Aashiq Vanna Divasam (released internationally as The Day Ashiq Came) is a 2018 Indian Malayalam-language children's drama film directed by Krish Kymal and starring Priyamani and Naseer Latif.

Cast 
Priyamani as Shiny
Nasser Latif as Maash
 Kanchanamma as Lakshmi 
Ambika Mohan as Mariya 
Kalasala Babu
Irshad
Kalabhavan Haneef
Baby Piya 
Master Dupath

Production 
The film is directed, written and cinematographed by Krish Kymal of  Olappeeppi (2016) fame while Naseer Lathif produced the film in addition to acting.

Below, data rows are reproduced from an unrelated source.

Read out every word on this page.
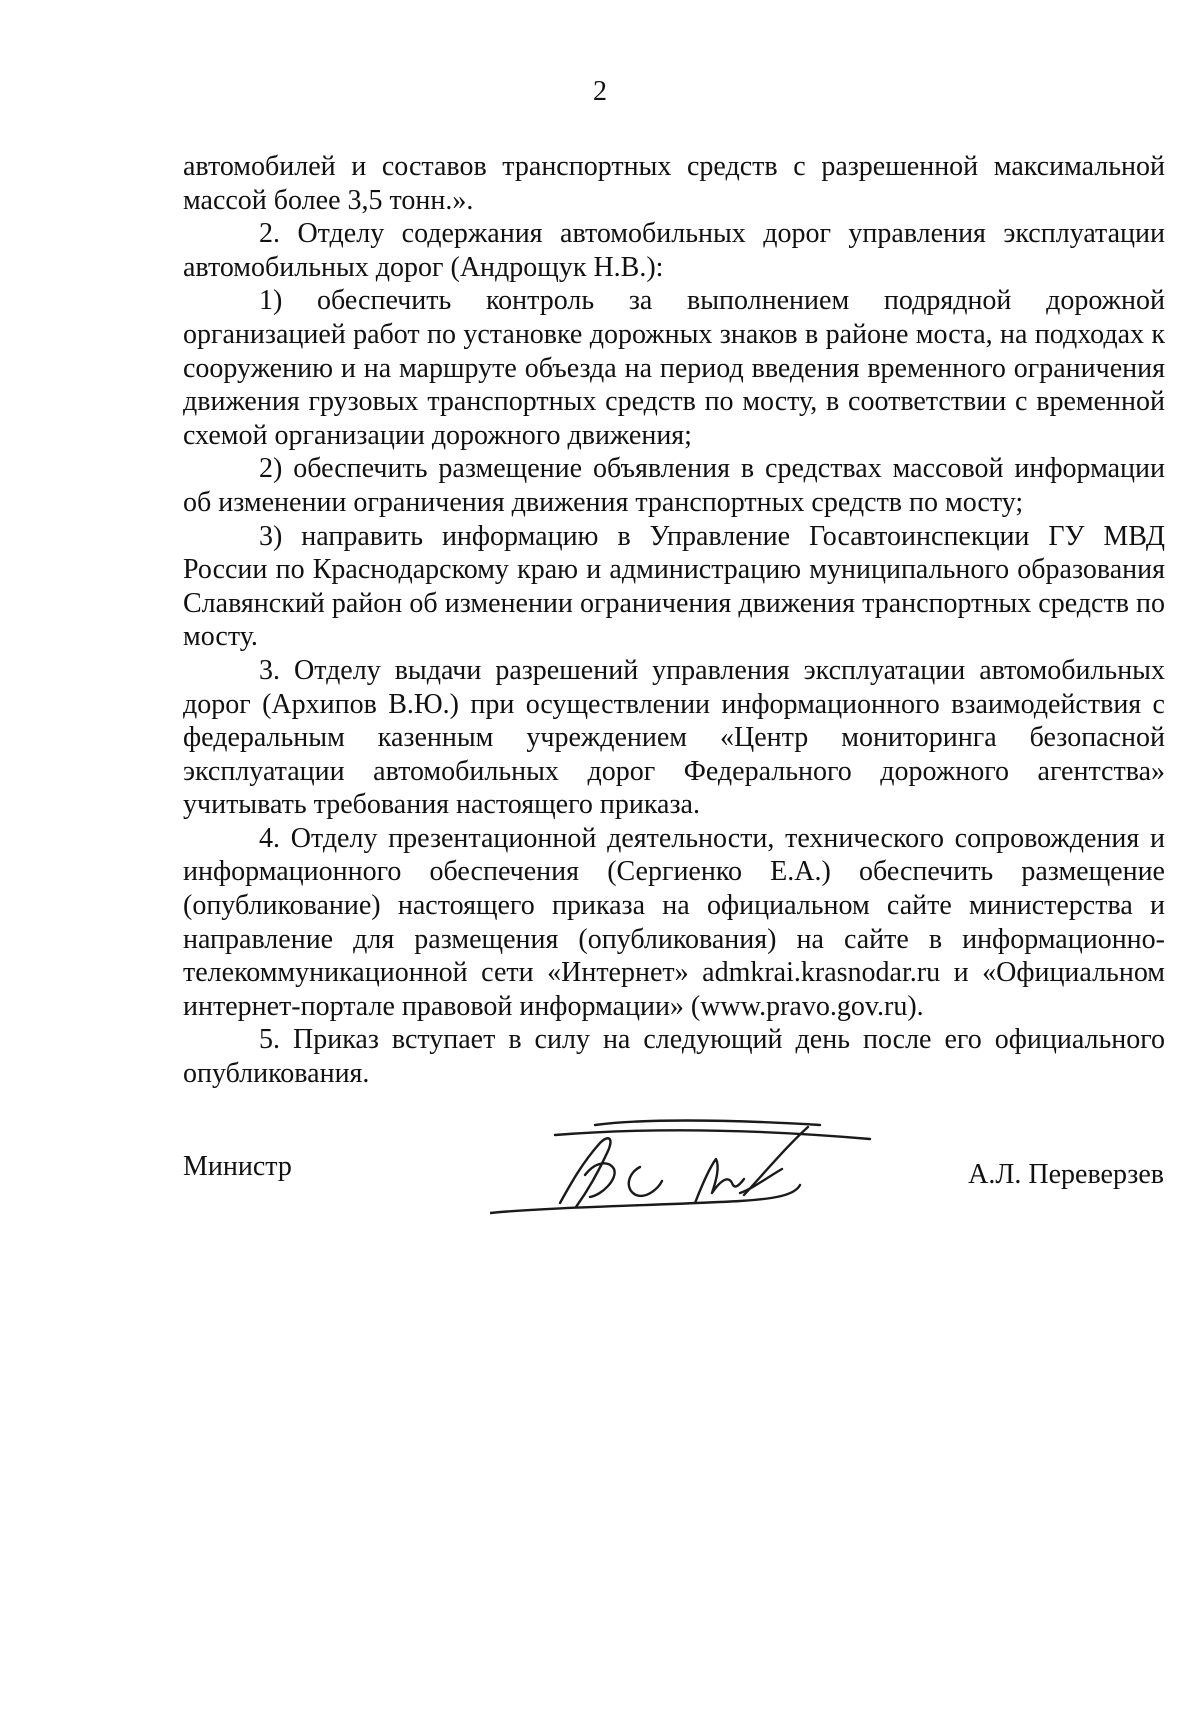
2

автомобилей и составов транспортных средств с разрешенной максимальной массой более 3,5 тонн.».

2. Отделу содержания автомобильных дорог управления эксплуатации автомобильных дорог (Андрощук Н.В.):

1) обеспечить контроль за выполнением подрядной дорожной организацией работ по установке дорожных знаков в районе моста, на подходах к сооружению и на маршруте объезда на период введения временного ограничения движения грузовых транспортных средств по мосту, в соответствии с временной схемой организации дорожного движения;

2) обеспечить размещение объявления в средствах массовой информации об изменении ограничения движения транспортных средств по мосту;

3) направить информацию в Управление Госавтоинспекции ГУ МВД России по Краснодарскому краю и администрацию муниципального образования Славянский район об изменении ограничения движения транспортных средств по мосту.

3. Отделу выдачи разрешений управления эксплуатации автомобильных дорог (Архипов В.Ю.) при осуществлении информационного взаимодействия с федеральным казенным учреждением «Центр мониторинга безопасной эксплуатации автомобильных дорог Федерального дорожного агентства» учитывать требования настоящего приказа.

4. Отделу презентационной деятельности, технического сопровождения и информационного обеспечения (Сергиенко Е.А.) обеспечить размещение (опубликование) настоящего приказа на официальном сайте министерства и направление для размещения (опубликования) на сайте в информационно-телекоммуникационной сети «Интернет» admkrai.krasnodar.ru и «Официальном интернет-портале правовой информации» (www.pravo.gov.ru).

5. Приказ вступает в силу на следующий день после его официального опубликования.

Министр	А.Л. Переверзев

This film marks Priyamani's return to Malayalam cinema. Aashiq Vanna Divasam is about inter-caste marriage. The film began production in early 2017 with the first schedule in Kochi. The poem "Aaru Njanakanam" was included in this film. The film finished production in late 2017.

Reception 
A critic wrote that "Aashiq Vanna Divasam faces the problem of how to keep the audience engaged till they are led to the major theme. The conflict is apt for the drama but the issue is how long you bear the same thing that gets repeated? The mediocre treatment conveys the same impact".

Awards and nominations 
Krish Kymal was one among the directors nominated for the Kerala State Film Award for Best Director. Naseer Latif won the Honorable Jury Mention - Actor award at the Dada Saheb Phalke Film Festival. The film was screened at various film festivals.